Les états latins d’Orient, un siècle après la prise de Jérusalem.

Advocatus Sancti Sepulchri !

Certes, Godefroy, l’un des premiers sur les remparts de la ville, aurait pu prétendre au titre de Roi de Jérusalem… Cependant, ses prouesses au combat n’expliquent pas à elles-seules le choix de le promouvoir à cet honneur.

En retrait des querelles, animé certainement d’une foi véritable, il incarne aussi un compromis nécessaire entre tous ces Barons ambitieux.
D’ailleurs, humblement, et se plaçant de fait sous une autorité religieuse, ce qui est également politiquement habile, il refuse le titre de roi pour accepter celui d’Avoué du Saint-Sépulcre, le défenseur des Lieux Saints et du Tombeau du Christ.

En aucun cas, dit-il, il ne veut une couronne d’or là où le Christ a porté une couronne d’épines…

Mais l’histoire de Godefroy n’est pas encore finie. Vingt jours après la prise de Jérusalem, il doit faire face à l’arrivée de l’armée du vizir fatimide, de 30 000 hommes. Faisant étape à Ascalon, le vizir Al-Afdhal propose une fois de plus la paix à Godefroy… Une fois de plus, les Croisés lui répondent par l’attaque, et le 12 août 1099, l’armée égyptienne est vaincue, laissant sur le champ de bataille près d’un tiers de ses effectifs…

Pendant près d’un an, Godefroy, investi de sa fonction quasi-sacrée, administre Jérusalem, et ce n’est pas un travail de tout repos : discipliner ses vassaux, auxquels il accorde des fiefs, embryons des états latins d’Orient, calmer leurs rivalités ombrageuses, composer avec les religieux, dont le Patriarche de Jérusalem, assurer la subsistance de son peuple et de son armée, réorganiser le commerce, légiférer, ce qu’il fait brillamment en offrant à son royaume un code de lois, les Assises de Jérusalem…

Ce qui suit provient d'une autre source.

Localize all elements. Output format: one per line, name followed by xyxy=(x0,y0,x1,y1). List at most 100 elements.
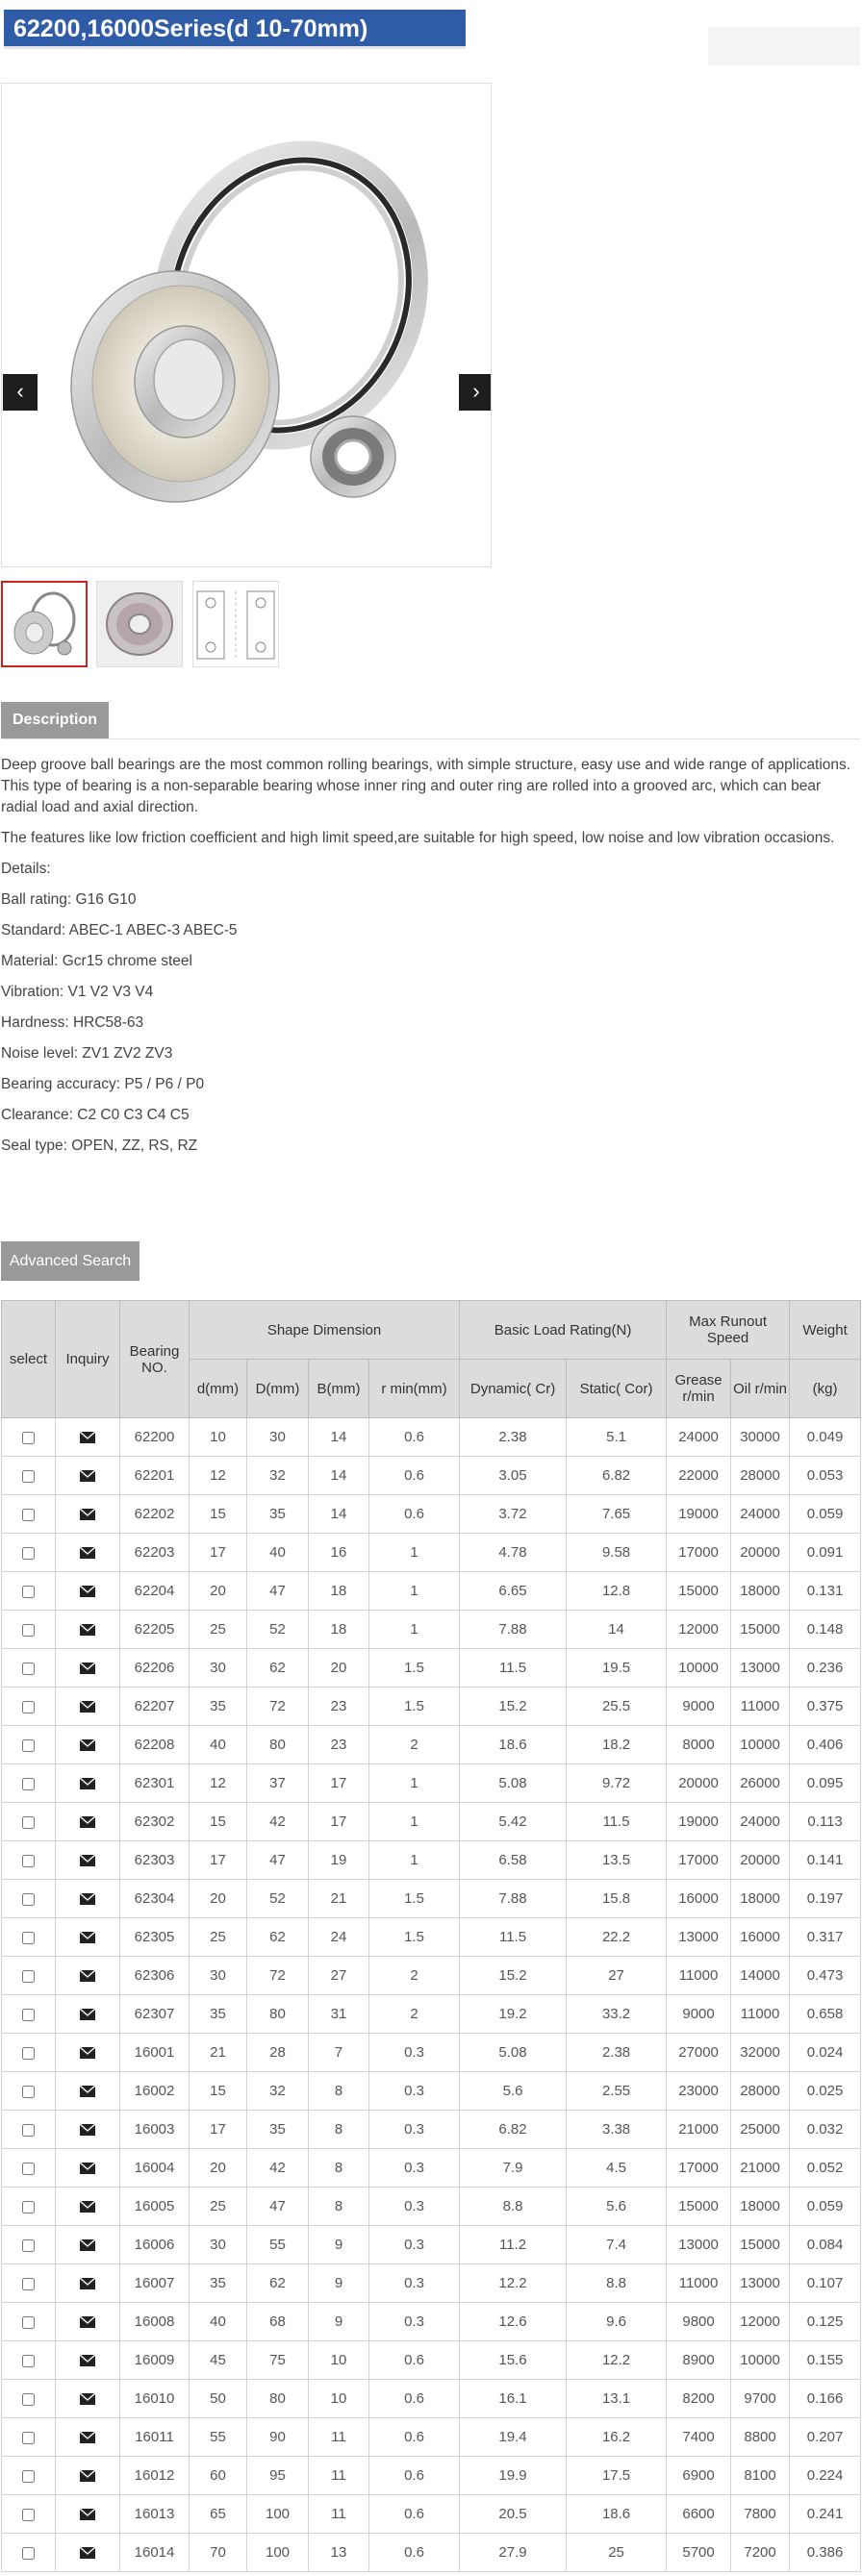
envelope-icon[interactable] xyxy=(80,2506,95,2522)
thumbnail-1[interactable] xyxy=(1,581,88,667)
inquiry-cell[interactable] xyxy=(55,2263,120,2303)
row-select-checkbox[interactable] xyxy=(22,1969,35,1983)
row-select-checkbox[interactable] xyxy=(22,1892,35,1906)
row-select-checkbox[interactable] xyxy=(22,1700,35,1713)
inquiry-cell[interactable] xyxy=(55,2417,120,2457)
envelope-icon[interactable] xyxy=(80,2083,95,2099)
row-select-checkbox[interactable] xyxy=(22,1931,35,1944)
inquiry-cell[interactable] xyxy=(55,1417,120,1457)
envelope-icon[interactable] xyxy=(80,2121,95,2138)
inquiry-cell[interactable] xyxy=(55,1763,120,1803)
envelope-icon[interactable] xyxy=(80,1544,95,1561)
envelope-icon[interactable] xyxy=(80,2275,95,2291)
envelope-icon[interactable] xyxy=(80,1429,95,1445)
row-select-checkbox[interactable] xyxy=(22,2354,35,2367)
thumbnail-2[interactable] xyxy=(96,581,183,667)
row-select-checkbox[interactable] xyxy=(22,1777,35,1790)
envelope-icon[interactable] xyxy=(80,2390,95,2407)
envelope-icon[interactable] xyxy=(80,2544,95,2561)
row-select-checkbox[interactable] xyxy=(22,2469,35,2483)
envelope-icon[interactable] xyxy=(80,2044,95,2061)
envelope-icon[interactable] xyxy=(80,2160,95,2176)
inquiry-cell[interactable] xyxy=(55,1610,120,1649)
row-select-checkbox[interactable] xyxy=(22,2200,35,2213)
inquiry-cell[interactable] xyxy=(55,2379,120,2418)
inquiry-cell[interactable] xyxy=(55,1687,120,1726)
tab-description[interactable]: Description xyxy=(1,702,110,738)
envelope-icon[interactable] xyxy=(80,1737,95,1753)
inquiry-cell[interactable] xyxy=(55,1533,120,1572)
envelope-icon[interactable] xyxy=(80,1813,95,1830)
inquiry-cell[interactable] xyxy=(55,1648,120,1688)
inquiry-cell[interactable] xyxy=(55,2494,120,2534)
row-select-checkbox[interactable] xyxy=(22,2315,35,2329)
inquiry-cell[interactable] xyxy=(55,1840,120,1880)
inquiry-cell[interactable] xyxy=(55,2302,120,2341)
envelope-icon[interactable] xyxy=(80,2198,95,2214)
inquiry-cell[interactable] xyxy=(55,2033,120,2072)
row-select-checkbox[interactable] xyxy=(22,1508,35,1521)
row-select-checkbox[interactable] xyxy=(22,1662,35,1675)
row-select-checkbox[interactable] xyxy=(22,1815,35,1829)
inquiry-cell[interactable] xyxy=(55,1725,120,1764)
inquiry-cell[interactable] xyxy=(55,1917,120,1957)
envelope-icon[interactable] xyxy=(80,1467,95,1484)
envelope-icon[interactable] xyxy=(80,1852,95,1868)
envelope-icon[interactable] xyxy=(80,1890,95,1907)
row-select-checkbox[interactable] xyxy=(22,1431,35,1444)
row-select-checkbox[interactable] xyxy=(22,2431,35,2444)
row-select-checkbox[interactable] xyxy=(22,1854,35,1867)
row-select-checkbox[interactable] xyxy=(22,2277,35,2290)
row-select-checkbox[interactable] xyxy=(22,2238,35,2252)
row-select-checkbox[interactable] xyxy=(22,1623,35,1637)
inquiry-cell[interactable] xyxy=(55,1494,120,1534)
cell-grease: 9000 xyxy=(666,1687,732,1726)
envelope-icon[interactable] xyxy=(80,2006,95,2022)
row-select-checkbox[interactable] xyxy=(22,1738,35,1752)
row-select-checkbox[interactable] xyxy=(22,1546,35,1560)
envelope-icon[interactable] xyxy=(80,1775,95,1791)
inquiry-cell[interactable] xyxy=(55,1456,120,1495)
envelope-icon[interactable] xyxy=(80,1506,95,1522)
row-select-checkbox[interactable] xyxy=(22,2508,35,2521)
row-select-checkbox[interactable] xyxy=(22,1585,35,1598)
row-select-checkbox[interactable] xyxy=(22,2008,35,2021)
inquiry-cell[interactable] xyxy=(55,1802,120,1841)
row-select-checkbox[interactable] xyxy=(22,2546,35,2560)
row-select-checkbox[interactable] xyxy=(22,2085,35,2098)
row-select-checkbox[interactable] xyxy=(22,2392,35,2406)
envelope-icon[interactable] xyxy=(80,1621,95,1638)
inquiry-cell[interactable] xyxy=(55,2148,120,2188)
row-select-checkbox[interactable] xyxy=(22,2123,35,2137)
envelope-icon[interactable] xyxy=(80,2429,95,2445)
inquiry-cell[interactable] xyxy=(55,1956,120,1995)
envelope-icon[interactable] xyxy=(80,2467,95,2484)
advanced-search-button[interactable]: Advanced Search xyxy=(1,1241,139,1281)
header-search-box[interactable] xyxy=(708,27,860,65)
envelope-icon[interactable] xyxy=(80,2237,95,2253)
envelope-icon[interactable] xyxy=(80,1698,95,1714)
gallery-prev-button[interactable]: ‹ xyxy=(3,374,38,411)
inquiry-cell[interactable] xyxy=(55,2456,120,2495)
envelope-icon[interactable] xyxy=(80,1583,95,1599)
envelope-icon[interactable] xyxy=(80,1967,95,1984)
inquiry-cell[interactable] xyxy=(55,1879,120,1918)
gallery-next-button[interactable]: › xyxy=(459,374,491,411)
row-select-checkbox[interactable] xyxy=(22,2162,35,2175)
inquiry-cell[interactable] xyxy=(55,2225,120,2264)
envelope-icon[interactable] xyxy=(80,2352,95,2368)
thumbnail-3[interactable] xyxy=(192,581,279,667)
row-select-checkbox[interactable] xyxy=(22,2046,35,2060)
cell-oil: 10000 xyxy=(730,2340,791,2380)
envelope-icon[interactable] xyxy=(80,2313,95,2330)
inquiry-cell[interactable] xyxy=(55,1994,120,2034)
inquiry-cell[interactable] xyxy=(55,1571,120,1611)
envelope-icon[interactable] xyxy=(80,1929,95,1945)
inquiry-cell[interactable] xyxy=(55,2071,120,2111)
inquiry-cell[interactable] xyxy=(55,2533,120,2572)
row-select-checkbox[interactable] xyxy=(22,1469,35,1483)
inquiry-cell[interactable] xyxy=(55,2110,120,2149)
envelope-icon[interactable] xyxy=(80,1660,95,1676)
inquiry-cell[interactable] xyxy=(55,2187,120,2226)
inquiry-cell[interactable] xyxy=(55,2340,120,2380)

Le 18 juillet 1100, en revenant de Damas, contre laquelle il a lancé une expédition, ce n’est ni une blessure de guerre, ni une maladie exotique qui vient à bout de lui. C’est le poison, semble-t-il, par l’ingestion d’une pomme de cèdre, peut-être, offerte par l’émir de Césarée.

D’Edesse, son jeune frère, Baudouin de Boulogne accourt à la nouvelle, et bien moins scrupuleux, accepte le titre de premier Roi de Jérusalem, sous le nom de Baudouin Ier. Beau destin pour un cadet !
A sa mort, en 1118, le frère aîné, Eustache, rentré de Terre Sainte, refuse de reprendre la couronne de Jérusalem, se contentant de son titre de Comte de Boulogne…

Jérusalem, quant à elle, est reprise aux Croisés, en 1187, moins d’un siècle plus tard, par les troupes du grand Saladin.

Guillaume de Tyr, Histoire d’Outremer. Manuscrit enluminé sur parchemin (300 feuillets, 40 x 30 cm). Paris, 1337, BnF. L’armée de Saladin, sultan d’Égypte et de Syrie, inflige une terrible défaite aux Francs à Hattin en juillet 1187 et reprend Jérusalem en octobre.

Une réflexion sur “Godefroy de Bouillon – Seconde Partie : Avoué du Saint-Sépulcre !

  1. Voici un article qui allie la qualité de l’écriture à l’exactitude historique, ce qui n’est pas un mal à une heure où Google instille son poison dans bien des mémoires. J’ai encore appris des choses. Bravo. Merci.